In this overview, we are offering a brief summary of the research in each of three areas, and a list of references below.  Together this research offers the backbone of a compelling cost-benefit analysis for investing in upstream health and behavioral health services.

In our May is Mental Health Month B4Stage4 Campaign, we released this graphic to demonstrate the cost-savings of acting as early as possible:

It costs more the later you intervene.

Mental Health Expenditures are High

Mental illnesses are costly conditions, especially when treatments and services are delayed.

According to the Agency for Healthcare Research and Quality's (AHRQ) Medical Expenditure Panel Survey (MEPS) data, the "average annual mental health-related expenditures for adults ages 18-64 with mental health-related expenditures in 2009-2011 were $1,751 per person in 2011 dollars." 

This figure appears to be for mental health only, and does not take into account added physical health spending that's a result of untreated mental health needs.

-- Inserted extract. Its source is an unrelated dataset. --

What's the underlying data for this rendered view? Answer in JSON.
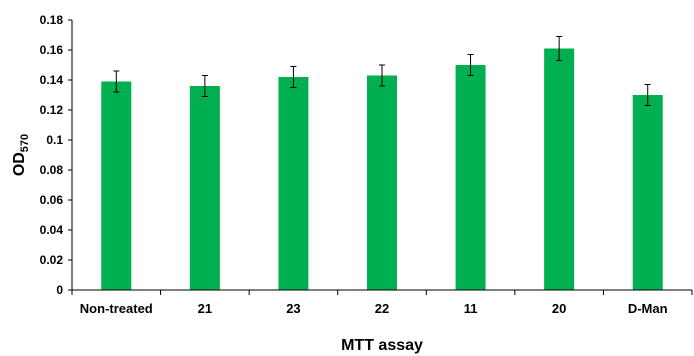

There is, however, a way to get an idea of some of those costs.  While the Centers for Medicare and Medicaid Services (CMS) does not break out mental health only as a co-morbid condition, it does offer additional information about the costs of co-morbid conditions in general. According to CMS, "costs roughly double between individuals with no physical or mental health condition ($875) and those with two comorbid condition groups ($1,628) and once again roughly double when individuals reach five comorbid CCGs ($3,940)."

Costs of Homelessness

People with untreated mental illnesses frequently experience chronic homelessness, and the costs associated with homelessness are not inconsequential.  There is a wide range of estimates about these costs.  At the low end, a Philadelphia study suggested that the cost was $7,500.  But at the upper end, researchers concluded that the cost could be as high as $65,000.

The Department of Housing and Urban Development (HUD) offers a number in the middle.  In a relatively recent article, HUD Secretary Shaun Donovan indicated that its figure is $40,000 .

Cost of Incarceration

Using the Vera Institute of Justice's estimates from 2012, the cost per inmate was $31,286.  A study from 2009 conservatively estimated that the prevalence of serious mental illness (SMI) is about 16%, and the total prison population is approximately 1,561,500.  The cost of incarcerating then would be about $7.8 billion. 

This does not take into account undiagnosed SMI, other behavioral illness, the higher cost of individuals with SMI in the corrections system, and the fact that individuals with SMI tend to be held much longer in jails, even for the same offense.

Conclusion

While determining directly the impacts of mental illness on each of three systems (health, social services, and corrections) is difficult to calculate, it is not hard to estimate these costs, nor to create a database that supports the argument that it would be far less expensive to invest in alternatives to deep-end health services, and alternatives to homelessness and incarceration.  Federal legislation that includes funding for screening, early identification, and early intervention; programs supporting integration of health and behavioral health services; provisions to protect the rights of individuals to housing and mental health services; and provisions to end the incarceration of nonviolent offenders with serious mental illness will clearly all result in cost savings.